L'ouvrage cité continue en effet  : « L'activité physique maintient vigoureux des septuagénaires et des octogénaires. Or, des chercheurs sont en train d'établir que l'exercice mental a le même effet sur le cerveau vieillissant. La vieillesse a longtemps été considérée comme un processus irréversible menant à la confusion mentale. Mais les dernières recherches montrent qu'il ne s'agissait là que d'une prophétie autoréalisatrice, la conséquence habituelle d'une sous-utilisation du cerveau. Qui plus est, quand on vieillit, on ne subit pas de perte massive de cellules cérébrales chaque jour, comme on le croyait. [Ainsi,] une dégénérescence grave des facultés intellectuelles est généralement le signe d'une maladie, notamment d'une maladie cardiovasculaire ».

Intéressant, n'est-ce pas ? La maxime d'un esprit sain dans un corps sain prend tout son sens si l'on rend ces deux entités indissociables. Cela voudrait dire que, moyennant quelques précautions, les éventuels défauts relatifs à nos fonctions cognitives peuvent être relativisés. Si, avec l'âge avancé, nos facultés ont tendance à diminuer, ce n'est pas forcément dans des proportions dramatiques. Dans certains cas, si carences il y a, elles pourraient bien passer inaperçues. Des chercheurs s'accordent quant à affirmer qu' «  un cerveau actif résiste à la détérioration, d'autant plus si la personne a une activité physique régulière ».

« Ce dont le cerveau est capable dépend de la mesure dans laquelle on s'en sert ».

Le maître-mot en la matière (grise, évidemment...) est : activité. Activité physique et activité mentale. Dans l'un et l'autre de ces registres, il y a moyen de limiter ce que l'on appelle la fatalité. « Plus on participe à des activités où l'on apprend, plus on augmente ses capacités d'apprentissage. Ne pas arrêter d'apprendre, c'est mieux apprendre » indique le livre Le troisième âge d'apprendre, nouvelle dimension dans une société vieillissante (angl.). Voir aussi notre article Les capacités des seniors

Entre autres preuves, les résultats d'une étude australienne visant une population âgée de 60 à 98 ans. L'étude s'étend sur vingt années d'observation. Aux tests d'intelligence, un bon nombre des personnes suivies n'auraient perdu qu'environ 1 % de leurs facultés par an. Cette perte est réelle mais minime. D'autres part, certaines personnes de plus de 90 ans n'ont subies aucune détérioration. Ces « champions » ont en commun l'apprentissage méthodique d'une compétence sur une assez longue période, comme apprendre une langue ou l'usage d'un instrument de musique.

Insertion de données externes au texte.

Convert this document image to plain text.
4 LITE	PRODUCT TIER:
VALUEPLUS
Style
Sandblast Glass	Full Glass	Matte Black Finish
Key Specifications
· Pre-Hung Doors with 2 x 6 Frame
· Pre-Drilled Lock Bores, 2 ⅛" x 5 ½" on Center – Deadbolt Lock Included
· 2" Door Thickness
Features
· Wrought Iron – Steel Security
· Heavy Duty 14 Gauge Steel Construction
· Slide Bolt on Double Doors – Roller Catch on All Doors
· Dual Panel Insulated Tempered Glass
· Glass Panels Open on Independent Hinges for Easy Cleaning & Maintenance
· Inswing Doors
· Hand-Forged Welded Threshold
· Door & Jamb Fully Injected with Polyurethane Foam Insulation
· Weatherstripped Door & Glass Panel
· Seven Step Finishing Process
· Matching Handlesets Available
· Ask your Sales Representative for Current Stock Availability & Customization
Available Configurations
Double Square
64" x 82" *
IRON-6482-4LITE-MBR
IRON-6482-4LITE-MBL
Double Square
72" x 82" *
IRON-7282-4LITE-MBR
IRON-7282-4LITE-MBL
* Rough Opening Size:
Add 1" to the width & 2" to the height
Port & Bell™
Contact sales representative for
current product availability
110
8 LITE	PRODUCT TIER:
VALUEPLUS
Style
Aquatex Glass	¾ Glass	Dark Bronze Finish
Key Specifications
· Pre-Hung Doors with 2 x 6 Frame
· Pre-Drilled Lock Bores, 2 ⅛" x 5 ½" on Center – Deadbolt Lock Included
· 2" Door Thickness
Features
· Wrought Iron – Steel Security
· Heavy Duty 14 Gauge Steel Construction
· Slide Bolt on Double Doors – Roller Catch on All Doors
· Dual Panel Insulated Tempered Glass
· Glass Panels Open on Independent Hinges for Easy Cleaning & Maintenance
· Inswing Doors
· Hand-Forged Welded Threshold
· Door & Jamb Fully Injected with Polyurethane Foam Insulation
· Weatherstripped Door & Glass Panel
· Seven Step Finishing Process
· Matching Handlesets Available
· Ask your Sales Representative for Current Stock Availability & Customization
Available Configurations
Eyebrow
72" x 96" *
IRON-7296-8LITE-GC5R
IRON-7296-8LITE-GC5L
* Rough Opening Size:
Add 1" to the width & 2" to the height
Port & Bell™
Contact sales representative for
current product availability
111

Exercices et méthodes pour conserver nos facultés

Les cas ne sont pas rares de gens qui se mettent même à apprendre de nouvelles choses à un âge relativement avancé. Certains se sont ainsi découvert sur le tard de vraies passions pour l'étude, la lecture, les langues, l'apprentissage en général. Et leurs progrès leur procurent systématiquement ce sentiment quasi magique de deuxième jeunesse. Cela dit, pourquoi attendre avant d'apprécier les facultés de notre esprit et de les mettre à contribution ? D'autant que ce qui est acquis est acquis, et il n'est jamais trop tôt lorsque l'on parle de connaissances, de savoir, voire de sagesse, même si cette dernière qualité met en oeuvre d'autres processus également liés à la réflexion et à l'expérience.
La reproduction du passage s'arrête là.